Collins was a Nineteenth Century novelist, the first to write in the mystery genre.

Collins was born on 8th January 1824, the son of a landscape painter who named his sons after eminent artists. William Wilkie Collins, as was his full name, was named after the painter Sir David Wilkie and his brother Charles Allston Collins was named for the artist, Washington Allston.

Collins read law at Lincoln’s Inn and was called to the bar in 1851. He appears to have had little talent for law, as for the next few years, he was engaged in painting, theatricals and the writing of a historical novel. His artistic career developed well, he was exhibited in the National Gallery, and his literary talents were rewarded when two novels, Antonia and Basil received critical acclaim.

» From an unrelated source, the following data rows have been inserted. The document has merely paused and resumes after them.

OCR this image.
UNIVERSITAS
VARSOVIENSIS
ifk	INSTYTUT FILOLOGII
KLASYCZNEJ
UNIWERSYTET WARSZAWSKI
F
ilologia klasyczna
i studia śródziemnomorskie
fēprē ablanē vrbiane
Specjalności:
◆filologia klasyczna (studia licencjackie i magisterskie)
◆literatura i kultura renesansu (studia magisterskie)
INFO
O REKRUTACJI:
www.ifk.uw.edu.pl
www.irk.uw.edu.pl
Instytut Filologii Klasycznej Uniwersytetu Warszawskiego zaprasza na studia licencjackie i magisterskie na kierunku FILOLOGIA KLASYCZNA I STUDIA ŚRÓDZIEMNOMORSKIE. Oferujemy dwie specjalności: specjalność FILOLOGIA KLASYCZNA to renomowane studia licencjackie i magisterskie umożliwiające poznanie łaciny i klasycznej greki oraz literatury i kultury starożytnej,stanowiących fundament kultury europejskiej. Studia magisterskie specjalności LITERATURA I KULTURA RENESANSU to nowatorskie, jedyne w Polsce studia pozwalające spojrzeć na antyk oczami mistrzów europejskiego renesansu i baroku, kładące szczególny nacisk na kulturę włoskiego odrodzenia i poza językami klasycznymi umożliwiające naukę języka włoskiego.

Collins’ fellow painter, Augustus Egg, introduced him to Charles Dickens, with whom he became involved in a lifetime friendship. Dickens encouraged Collins to write full time and gave him regular employment by allowing him to publish his work in serial form in Dickens’ journal Household Words.  Collins produced The Woman in White, a mystery story with a tension laden plot structure reminiscent of Dickens’ Tale of Two Cities. Collins’ later works No Name and The Moonstone exhibit a characterisation evocative of Dickens’ novels. Collins was not dependant on Dickens for his ideas. His work was creative and original. Some say that Dickens was driven by rivalry to write his final work Edwin Drood, a mystery novel, which sadly remains a mystery, as it was unfinished.

Collins spent his entire life residing within one square mile in Marylebone London [NW1 area]. Here he was born, lived with his two mistresses, concurrently but at different residences, and after having three children who bore the name Dawson, died on 23rd September 1889. Collins is buried in Kensal Green Cemetery [Harrow Road, London W10 4RA]. On his grave is inscribed ’Author of The Woman in White’.